Tuesday, October 24, 2017

Caltech Professor and TerraSwarm PI recipient of NIH BRAINS Grant

PASADENA NOW reports on NIH Grants awarded to 5 CalTech faculty for 3 projects aimed at identifying all cell types in the mouse brain, understanding how the brain heals itself after disease or injury, and understanding the neural circuits of behavior.

As one of the 5 Caltech researchers to receive grants from the National Institutes of Health's Brains Research through Advancing Innovative Neurotechnologies (BRAIN) Initiative, Professor Richard Murray, along with Professor Michael Dickinson, will concentrate their research on the NIH project ""A brain circuit program for understanding the sensorimotor basis of behavior".

Professor Murray, a co-principal investigator, has collaborated extensively with Dickinson on modeling and analyzing the biological systems of insect flight control.

“The collective expertise of these research teams spans the entire nervous system, from the sensory periphery to the motor periphery, and it includes experts in every experimental technique we require—molecular genetics, electrophysiology, optical imaging, biomechanics, quantitative behavioral analysis, control theory, and dynamic network theory,” says Murray. “We will exploit mathematical approaches—control theory and dynamic network theory in particular—that are well suited to model feedback and the flow of information through and among different processing stages in the brain.”

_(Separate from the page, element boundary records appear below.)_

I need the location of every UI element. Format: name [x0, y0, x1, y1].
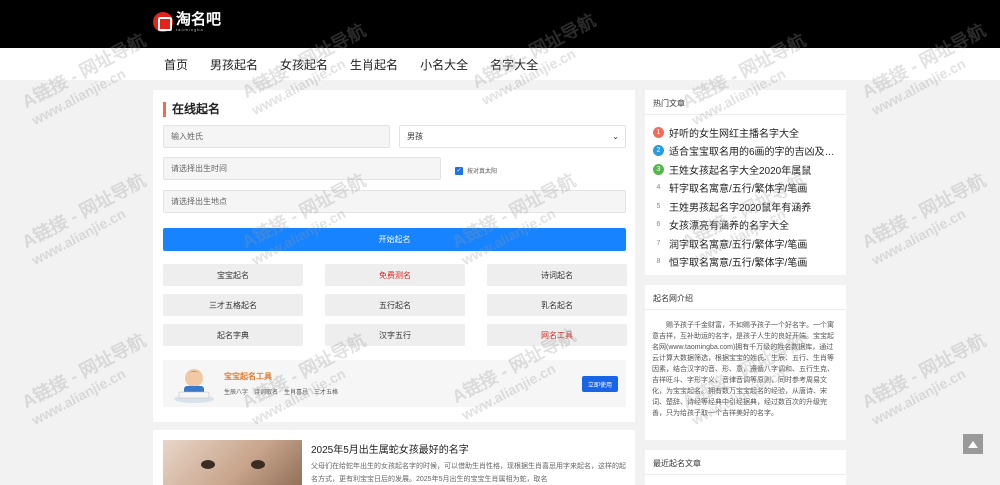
use-now-button[interactable]: 立即使用: [582, 376, 618, 392]
hot-article-link[interactable]: 润字取名寓意/五行/繁体字/笔画: [669, 236, 807, 251]
hot-article-link[interactable]: 适合宝宝取名用的6画的字的吉凶及…: [669, 143, 835, 158]
true-solar-checkbox[interactable]: ✓ 按对真太阳: [455, 166, 497, 175]
logo-text: 淘名吧: [176, 10, 222, 28]
chevron-down-icon: ⌄: [612, 132, 619, 141]
hot-article-link[interactable]: 王姓女孩起名字大全2020年属鼠: [669, 162, 811, 177]
tool-button[interactable]: 乳名起名: [487, 294, 627, 316]
back-to-top-button[interactable]: [963, 434, 983, 454]
tool-button[interactable]: 五行起名: [325, 294, 465, 316]
site-intro-panel: 起名网介绍 赐予孩子千金财富，不如赐予孩子一个好名字。一个寓意吉祥，互补助运的名…: [645, 285, 846, 440]
hot-article-item[interactable]: 1 好听的女生网红主播名字大全: [653, 123, 835, 142]
rank-number: 4: [656, 184, 661, 192]
hot-article-item[interactable]: 4 轩字取名寓意/五行/繁体字/笔画: [653, 179, 835, 198]
child-reading-illustration: [174, 369, 214, 403]
main-nav: 首页 男孩起名 女孩起名 生肖起名 小名大全 名字大全: [153, 48, 549, 80]
hot-article-item[interactable]: 5 王姓男孩起名字2020鼠年有涵养: [653, 197, 835, 216]
nav-item-zodiac-names[interactable]: 生肖起名: [350, 56, 398, 73]
hot-article-link[interactable]: 王姓男孩起名字2020鼠年有涵养: [669, 199, 811, 214]
recent-articles-panel: 最近起名文章: [645, 450, 846, 485]
check-icon: ✓: [455, 166, 463, 175]
divider: [645, 309, 846, 310]
section-title: 在线起名: [163, 102, 220, 117]
thumbnail-eye: [251, 460, 265, 469]
start-naming-button[interactable]: 开始起名: [163, 228, 626, 251]
rank-number: 5: [656, 202, 661, 210]
hot-article-item[interactable]: 2 适合宝宝取名用的6画的字的吉凶及…: [653, 142, 835, 161]
rank-number: 7: [656, 239, 661, 247]
nav-item-boy-names[interactable]: 男孩起名: [210, 56, 258, 73]
thumbnail-eye: [201, 460, 215, 469]
nav-item-name-list[interactable]: 名字大全: [490, 56, 538, 73]
rank-number: 6: [656, 221, 661, 229]
rank-badge: 1: [653, 126, 664, 138]
hot-article-link[interactable]: 恒字取名寓意/五行/繁体字/笔画: [669, 254, 807, 269]
divider: [645, 114, 846, 115]
site-intro-title: 起名网介绍: [653, 294, 693, 303]
promo-tag: 生辰八字: [224, 390, 249, 396]
article-thumbnail: [163, 440, 302, 485]
hot-article-item[interactable]: 7 润字取名寓意/五行/繁体字/笔画: [653, 234, 835, 253]
tool-button[interactable]: 起名字典: [163, 324, 303, 346]
hot-article-item[interactable]: 3 王姓女孩起名字大全2020年属鼠: [653, 160, 835, 179]
nav-item-home[interactable]: 首页: [164, 56, 188, 73]
article-card[interactable]: 2025年5月出生属蛇女孩最好的名字 父母们在给蛇年出生的女孩起名字的时候，可以…: [153, 430, 635, 485]
watermark: A链接 - 网址导航 www.alianjie.cn: [858, 170, 989, 269]
logo-icon: [153, 12, 173, 32]
promo-tag: 生肖喜忌: [284, 390, 309, 396]
tool-button[interactable]: 三才五格起名: [163, 294, 303, 316]
site-logo[interactable]: 淘名吧 taomingba: [153, 12, 221, 32]
birth-time-input[interactable]: 请选择出生时间: [163, 157, 441, 180]
promo-banner[interactable]: 宝宝起名工具 生辰八字 诗词取名 生肖喜忌 三才五格 立即使用: [163, 360, 626, 407]
true-solar-label: 按对真太阳: [467, 169, 498, 175]
hot-articles-panel: 热门文章 1 好听的女生网红主播名字大全 2 适合宝宝取名用的6画的字的吉凶及… 3…: [645, 90, 846, 275]
tool-button[interactable]: 诗词起名: [487, 264, 627, 286]
promo-title: 宝宝起名工具: [224, 372, 272, 381]
nav-item-nicknames[interactable]: 小名大全: [420, 56, 468, 73]
tool-button[interactable]: 网名工具: [487, 324, 627, 346]
surname-input[interactable]: 输入姓氏: [163, 125, 390, 148]
tool-button[interactable]: 宝宝起名: [163, 264, 303, 286]
promo-tag: 诗词取名: [254, 390, 279, 396]
rank-number: 8: [656, 258, 661, 266]
promo-tags: 生辰八字 诗词取名 生肖喜忌 三才五格: [224, 387, 338, 396]
hot-articles-title: 热门文章: [653, 99, 685, 108]
rank-badge: 3: [653, 163, 664, 175]
online-naming-panel: 在线起名 输入姓氏 男孩 ⌄ 请选择出生时间 ✓ 按对真太阳 请选择出生地点 开…: [153, 90, 635, 422]
tool-button[interactable]: 免费测名: [325, 264, 465, 286]
birth-place-input[interactable]: 请选择出生地点: [163, 190, 626, 213]
promo-tag: 三才五格: [314, 390, 339, 396]
rank-badge: 2: [653, 145, 664, 157]
top-header: 淘名吧 taomingba: [0, 0, 1000, 48]
watermark: A链接 - 网址导航 www.alianjie.cn: [18, 170, 149, 269]
hot-articles-list: 1 好听的女生网红主播名字大全 2 适合宝宝取名用的6画的字的吉凶及… 3 王姓女孩起…: [653, 123, 835, 271]
hot-article-item[interactable]: 8 恒字取名寓意/五行/繁体字/笔画: [653, 253, 835, 272]
hot-article-link[interactable]: 轩字取名寓意/五行/繁体字/笔画: [669, 180, 807, 195]
nav-item-girl-names[interactable]: 女孩起名: [280, 56, 328, 73]
watermark: A链接 - 网址导航 www.alianjie.cn: [858, 330, 989, 429]
hot-article-item[interactable]: 6 女孩漂亮有涵养的名字大全: [653, 216, 835, 235]
site-intro-text: 赐予孩子千金财富，不如赐予孩子一个好名字。一个寓意吉祥，互补助运的名字，是孩子人…: [652, 322, 834, 417]
gender-value: 男孩: [407, 132, 423, 141]
article-title[interactable]: 2025年5月出生属蛇女孩最好的名字: [311, 441, 469, 456]
watermark: A链接 - 网址导航 www.alianjie.cn: [18, 330, 149, 429]
hot-article-link[interactable]: 好听的女生网红主播名字大全: [669, 125, 799, 140]
tool-button[interactable]: 汉字五行: [325, 324, 465, 346]
recent-articles-title: 最近起名文章: [653, 459, 701, 468]
article-excerpt: 父母们在给蛇年出生的女孩起名字的时候，可以借助生肖性格，现根据生肖喜忌用字来起名…: [311, 463, 626, 483]
divider: [645, 474, 846, 475]
gender-select[interactable]: 男孩 ⌄: [399, 125, 626, 148]
hot-article-link[interactable]: 女孩漂亮有涵养的名字大全: [669, 217, 789, 232]
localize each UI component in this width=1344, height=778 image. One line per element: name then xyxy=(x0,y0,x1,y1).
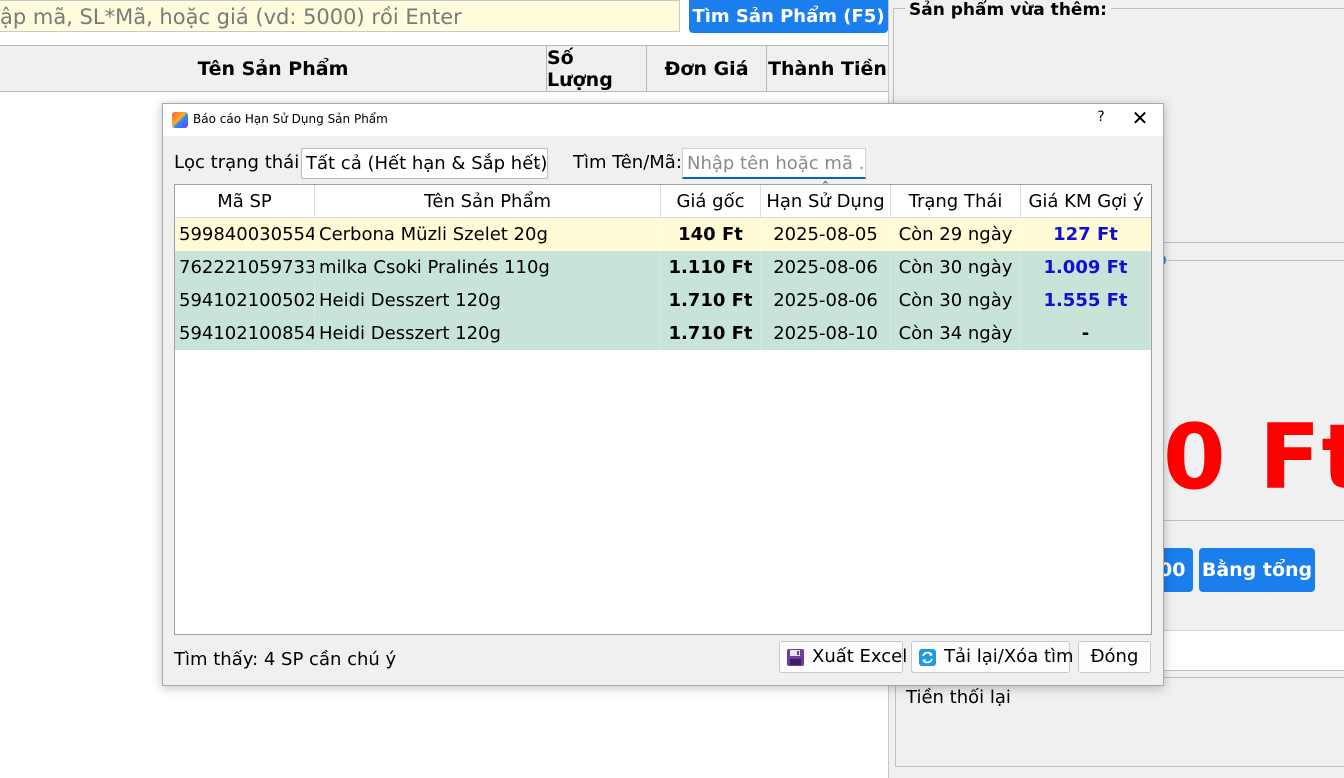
cell-code: 7622210597335 xyxy=(175,251,315,284)
table-row[interactable]: 5941021008543 Heidi Desszert 120g 1.710 … xyxy=(175,317,1151,350)
column-header-promo[interactable]: Giá KM Gợi ý xyxy=(1021,185,1151,218)
cell-promo-price: 1.009 Ft xyxy=(1021,251,1151,284)
chevron-down-icon: ⌄ xyxy=(532,156,543,171)
cell-price: 1.110 Ft xyxy=(661,251,761,284)
cell-expiry: 2025-08-06 xyxy=(761,284,891,317)
status-filter-value: Tất cả (Hết hạn & Sắp hết) xyxy=(306,153,548,174)
result-count-text: Tìm thấy: 4 SP cần chú ý xyxy=(174,649,397,670)
name-code-search-input[interactable]: Nhập tên hoặc mã ... xyxy=(682,148,866,179)
column-header-name[interactable]: Tên Sản Phẩm xyxy=(315,185,661,218)
paid-amount-input[interactable] xyxy=(1163,630,1344,671)
cell-name: Heidi Desszert 120g xyxy=(315,284,661,317)
dialog-title: Báo cáo Hạn Sử Dụng Sản Phẩm xyxy=(193,112,388,126)
find-product-button[interactable]: Tìm Sản Phẩm (F5) xyxy=(689,0,888,33)
cart-table-header: Tên Sản Phẩm Số Lượng Đơn Giá Thành Tiền xyxy=(0,45,888,92)
divider xyxy=(1163,520,1344,521)
cell-name: milka Csoki Pralinés 110g xyxy=(315,251,661,284)
expiry-report-dialog: Báo cáo Hạn Sử Dụng Sản Phẩm ? ✕ Lọc trạ… xyxy=(162,103,1164,686)
cell-promo-price: - xyxy=(1021,317,1151,350)
table-row[interactable]: 5941021005023 Heidi Desszert 120g 1.710 … xyxy=(175,284,1151,317)
table-row[interactable]: 7622210597335 milka Csoki Pralinés 110g … xyxy=(175,251,1151,284)
cell-status: Còn 29 ngày xyxy=(891,218,1021,251)
column-header-status[interactable]: Trạng Thái xyxy=(891,185,1021,218)
exact-total-button[interactable]: Bằng tổng xyxy=(1199,548,1315,592)
cell-expiry: 2025-08-06 xyxy=(761,251,891,284)
cell-expiry: 2025-08-10 xyxy=(761,317,891,350)
reload-clear-button[interactable]: Tải lại/Xóa tìm xyxy=(911,641,1074,673)
cell-code: 5941021005023 xyxy=(175,284,315,317)
table-row[interactable]: 5998400305540 Cerbona Müzli Szelet 20g 1… xyxy=(175,218,1151,251)
cell-code: 5998400305540 xyxy=(175,218,315,251)
change-label: Tiền thối lại xyxy=(906,687,1011,708)
cell-promo-price: 127 Ft xyxy=(1021,218,1151,251)
status-filter-dropdown[interactable]: Tất cả (Hết hạn & Sắp hết) ⌄ xyxy=(301,148,548,179)
barcode-search-input[interactable]: ập mã, SL*Mã, hoặc giá (vd: 5000) rồi En… xyxy=(0,0,680,32)
table-header: Mã SP Tên Sản Phẩm Giá gốc ⌃ Hạn Sử Dụng… xyxy=(175,179,1151,218)
save-icon xyxy=(787,649,804,666)
cell-status: Còn 30 ngày xyxy=(891,284,1021,317)
cell-code: 5941021008543 xyxy=(175,317,315,350)
dialog-titlebar[interactable]: Báo cáo Hạn Sử Dụng Sản Phẩm ? ✕ xyxy=(163,104,1163,136)
cell-name: Cerbona Müzli Szelet 20g xyxy=(315,218,661,251)
cell-expiry: 2025-08-05 xyxy=(761,218,891,251)
help-button[interactable]: ? xyxy=(1091,109,1111,125)
app-icon xyxy=(172,112,188,128)
column-header-price[interactable]: Giá gốc xyxy=(661,185,761,218)
column-header-code[interactable]: Mã SP xyxy=(175,185,315,218)
cell-promo-price: 1.555 Ft xyxy=(1021,284,1151,317)
cart-column-total[interactable]: Thành Tiền xyxy=(767,46,888,91)
export-excel-button[interactable]: Xuất Excel xyxy=(779,641,907,673)
recent-products-title: Sản phẩm vừa thêm: xyxy=(905,0,1111,20)
close-icon[interactable]: ✕ xyxy=(1128,106,1152,130)
cell-status: Còn 34 ngày xyxy=(891,317,1021,350)
close-button[interactable]: Đóng xyxy=(1078,641,1151,673)
expiry-table[interactable]: Mã SP Tên Sản Phẩm Giá gốc ⌃ Hạn Sử Dụng… xyxy=(174,179,1152,635)
cart-column-quantity[interactable]: Số Lượng xyxy=(547,46,647,91)
refresh-icon xyxy=(919,649,936,666)
search-label: Tìm Tên/Mã: xyxy=(573,152,682,173)
cart-column-unit-price[interactable]: Đơn Giá xyxy=(647,46,767,91)
divider xyxy=(1165,260,1344,261)
column-header-expiry[interactable]: ⌃ Hạn Sử Dụng xyxy=(761,179,891,218)
cart-column-name[interactable]: Tên Sản Phẩm xyxy=(0,46,547,91)
cell-price: 140 Ft xyxy=(661,218,761,251)
sort-ascending-icon: ⌃ xyxy=(820,179,831,192)
filter-label: Lọc trạng thái: xyxy=(174,152,306,173)
cell-price: 1.710 Ft xyxy=(661,284,761,317)
cell-price: 1.710 Ft xyxy=(661,317,761,350)
cell-name: Heidi Desszert 120g xyxy=(315,317,661,350)
quick-amount-button[interactable]: 00 xyxy=(1163,548,1193,592)
cell-status: Còn 30 ngày xyxy=(891,251,1021,284)
grand-total-display: 0 Ft xyxy=(1163,405,1344,510)
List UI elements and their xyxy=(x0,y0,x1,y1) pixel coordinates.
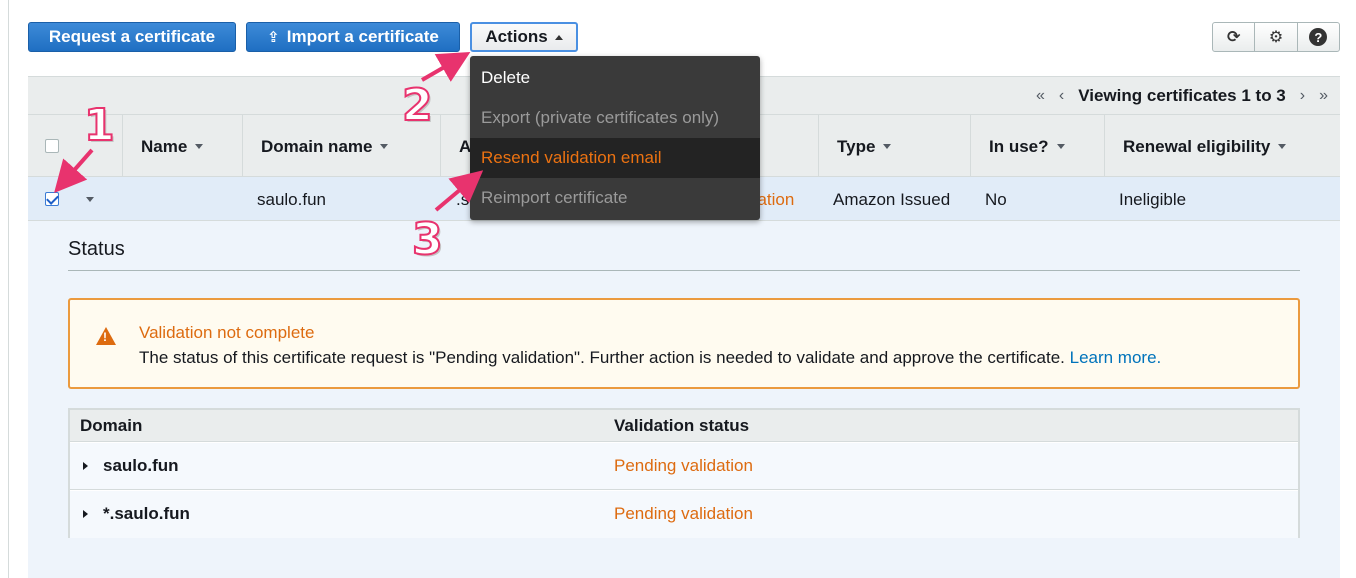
upload-icon: ⇪ xyxy=(267,29,280,46)
annotation-number-2: 2 xyxy=(401,80,434,131)
warning-icon: ! xyxy=(96,327,116,345)
header-type-label: Type xyxy=(837,136,876,156)
row-additional-names: .s xyxy=(456,190,470,209)
domain-validation-table: Domain Validation status saulo.fun Pendi… xyxy=(68,408,1300,538)
status-divider xyxy=(68,270,1300,271)
actions-label: Actions xyxy=(485,27,548,46)
row-checkbox[interactable] xyxy=(45,192,59,206)
actions-menu: Delete Export (private certificates only… xyxy=(470,56,760,220)
row-type: Amazon Issued xyxy=(833,190,951,209)
learn-more-link[interactable]: Learn more. xyxy=(1070,348,1162,367)
actions-dropdown-button[interactable]: Actions xyxy=(470,22,578,52)
menu-item-delete[interactable]: Delete xyxy=(470,58,760,98)
validation-alert: ! Validation not complete The status of … xyxy=(68,298,1300,389)
help-icon[interactable]: ? xyxy=(1298,23,1339,51)
domain-validation-header: Domain Validation status xyxy=(70,410,1298,442)
toolbar-icon-group: ⟳ ⚙ ? xyxy=(1212,22,1340,52)
certificate-manager-page: Request a certificate ⇪ Import a certifi… xyxy=(0,0,1356,578)
sort-icon xyxy=(883,144,892,149)
import-certificate-button[interactable]: ⇪ Import a certificate xyxy=(246,22,460,52)
first-page-icon[interactable]: « xyxy=(1036,87,1045,105)
import-certificate-label: Import a certificate xyxy=(286,27,439,46)
request-certificate-label: Request a certificate xyxy=(48,27,216,46)
header-in-use-label: In use? xyxy=(989,136,1049,156)
header-domain: Domain xyxy=(80,416,143,435)
request-certificate-button[interactable]: Request a certificate xyxy=(28,22,236,52)
alert-body: The status of this certificate request i… xyxy=(139,348,1065,367)
alert-message: The status of this certificate request i… xyxy=(139,348,1161,368)
next-page-icon[interactable]: › xyxy=(1300,87,1305,105)
header-renewal-eligibility[interactable]: Renewal eligibility xyxy=(1104,115,1340,178)
menu-item-export: Export (private certificates only) xyxy=(481,108,720,127)
menu-item-resend-validation-email[interactable]: Resend validation email xyxy=(470,138,760,178)
table-row[interactable]: saulo.fun Pending validation xyxy=(70,443,1298,490)
validation-domain: saulo.fun xyxy=(103,456,179,475)
menu-item-reimport: Reimport certificate xyxy=(481,188,628,207)
annotation-number-1: 1 xyxy=(83,100,116,151)
row-in-use: No xyxy=(985,190,1007,209)
header-type[interactable]: Type xyxy=(818,115,970,178)
pagination-controls: « ‹ Viewing certificates 1 to 3 › » xyxy=(1036,86,1328,106)
sort-icon xyxy=(1278,144,1287,149)
expand-arrow-icon[interactable] xyxy=(83,510,88,518)
annotation-number-3: 3 xyxy=(411,214,444,265)
sort-icon xyxy=(380,144,389,149)
header-renewal-label: Renewal eligibility xyxy=(1123,136,1271,156)
last-page-icon[interactable]: » xyxy=(1319,87,1328,105)
pagination-text: Viewing certificates 1 to 3 xyxy=(1078,86,1286,105)
prev-page-icon[interactable]: ‹ xyxy=(1059,87,1064,105)
sort-icon xyxy=(195,144,204,149)
expand-row-icon[interactable] xyxy=(86,197,94,202)
header-name-label: Name xyxy=(141,136,188,156)
row-domain-name: saulo.fun xyxy=(257,190,326,209)
sort-icon xyxy=(1056,144,1065,149)
select-all-checkbox[interactable] xyxy=(45,139,59,153)
refresh-icon[interactable]: ⟳ xyxy=(1213,23,1256,51)
validation-status: Pending validation xyxy=(614,504,753,523)
header-domain-label: Domain name xyxy=(261,136,373,156)
alert-title: Validation not complete xyxy=(139,323,315,342)
table-row[interactable]: *.saulo.fun Pending validation xyxy=(70,491,1298,538)
gear-icon[interactable]: ⚙ xyxy=(1255,23,1298,51)
left-border xyxy=(8,0,9,578)
header-validation-status: Validation status xyxy=(614,416,750,435)
expand-arrow-icon[interactable] xyxy=(83,462,88,470)
validation-status: Pending validation xyxy=(614,456,753,475)
header-name[interactable]: Name xyxy=(122,115,242,178)
row-renewal-eligibility: Ineligible xyxy=(1119,190,1187,209)
status-heading: Status xyxy=(68,238,125,260)
validation-domain: *.saulo.fun xyxy=(103,504,190,523)
header-in-use[interactable]: In use? xyxy=(970,115,1104,178)
caret-up-icon xyxy=(554,34,563,40)
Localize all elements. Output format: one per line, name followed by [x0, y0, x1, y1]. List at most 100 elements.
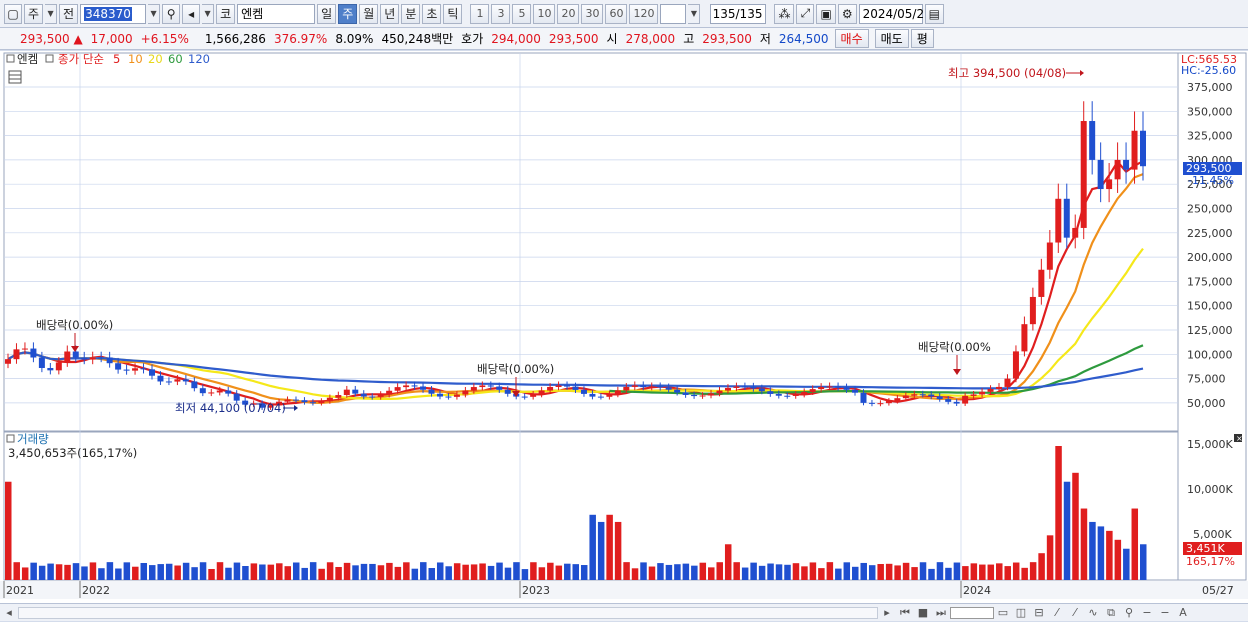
stock-name-field[interactable]: 엔켐: [237, 3, 316, 24]
volume-bar: [699, 562, 707, 580]
sell-button[interactable]: 매도: [874, 29, 909, 48]
market-dropdown-icon[interactable]: ▼: [45, 3, 58, 24]
crosshair-icon[interactable]: ⤢: [796, 3, 815, 24]
zoom-out-icon[interactable]: −: [1138, 604, 1156, 622]
candle-body: [936, 396, 943, 400]
table-icon[interactable]: [8, 70, 22, 84]
search-icon[interactable]: ⚲: [162, 3, 181, 24]
candle-body: [928, 394, 935, 397]
volume-bar: [606, 514, 613, 580]
volume-bar: [318, 568, 325, 580]
volume-bar: [792, 563, 800, 580]
candle-body: [335, 395, 342, 398]
window-icon[interactable]: ▢: [4, 3, 22, 24]
gear-icon[interactable]: ⚙: [837, 3, 857, 24]
wave-icon[interactable]: ∿: [1084, 604, 1102, 622]
period-month[interactable]: 월: [359, 3, 379, 24]
copy-icon[interactable]: ⧉: [1102, 604, 1120, 622]
candle-body: [174, 379, 181, 382]
volume-bar: [89, 562, 97, 580]
x-label-2024: 2024: [963, 584, 991, 597]
interval-1[interactable]: 1: [470, 3, 490, 24]
volume-bar: [428, 568, 436, 580]
candle-body: [343, 389, 350, 396]
market-select[interactable]: 주: [24, 3, 44, 24]
interval-30[interactable]: 30: [581, 3, 604, 24]
volume-bar: [411, 568, 419, 580]
price-axis-label: 375,000: [1187, 81, 1233, 94]
split-icon[interactable]: ◫: [1012, 604, 1030, 622]
zoom-icon[interactable]: ⚲: [1120, 604, 1138, 622]
date-field[interactable]: 2024/05/27: [858, 3, 932, 24]
candle-body: [945, 399, 952, 402]
trend-icon[interactable]: ⁄: [1048, 604, 1066, 622]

Wednesday, October 18, 2017

Director of DCIST at University of Pennsylvania and TerraSwarm PI Vijay Kumar receives $27M grant from Army to develop robot teams

The United States Army Research Laboratory (ARL) has awarded Penn Engineering a five-year, $27 million grant to develop new methods of creating autonomous, intelligent and resilient teams of robots. The teams, comprised of multiple types of robots and sensors with varying abilities, are designed to assist humans in a broad range of operations in dynamically changing, harsh and challenging environments. These would include search and rescue of hostages, information gathering after terrorist attacks or natural disasters as well as humanitarian missions.
“We want to have teams of robots that know how to work together, but can figure out how to keep working even if some of their teammates crash or fail, if GPS signal is unavailable, or if cloud services are disrupted,” said Vijay Kumar, director of the DCIST program. “This means designing networks with loose, flexible connections that can change on the fly. That way, a single event can’t bring down the entire network. More importantly, we want them to learn to perform tasks they may have never performed and work alongside humans that they may never have worked with.”
The award is part of ARL's Distributed and Collaborative Intelligent Systems and Technology (DCIST) Collaborative Research Alliance, which Penn Engineering will lead.
“The technology we’re working will better allow humans to respond by projecting their intelligence without directly coming in harm’s way,” Kumar said.

See Electronics 360 and Georgia Tech NEWS CENTER for more information.

TerraSwarm Director and Professor at University of California, Berkeley honored at Festchrift Symposium

On October 13, 2017, Professor Edward A. Lee, Director of The TerraSwarm Research Center, was honored at a Festschrift Symposium. A "Festschrift" is a celebration of the scholarship and teaching of a specific individual, in this case, Edward A. Lee, the Robert S. Pepper Distinguished Professor in Electrical Engineering and Computer Science at the University of California, Berkeley.

The theme of the symposium was "Principles of Modeling" and was dedicated to Professor Lee's lifelong ideas and influences. Some of his closest collaborators and most prominent colleagues delivered talks at the event and have been invited to contribute a paper to the Festschrift*, which will be published by Springer in their Lecture Notes in Computer Science (LNCS) series. The Festschrift articles will also be published in a post-proceedings.

*Festshrift is a term borrowed from German that could be translated as celebration publication (a 'feast-script').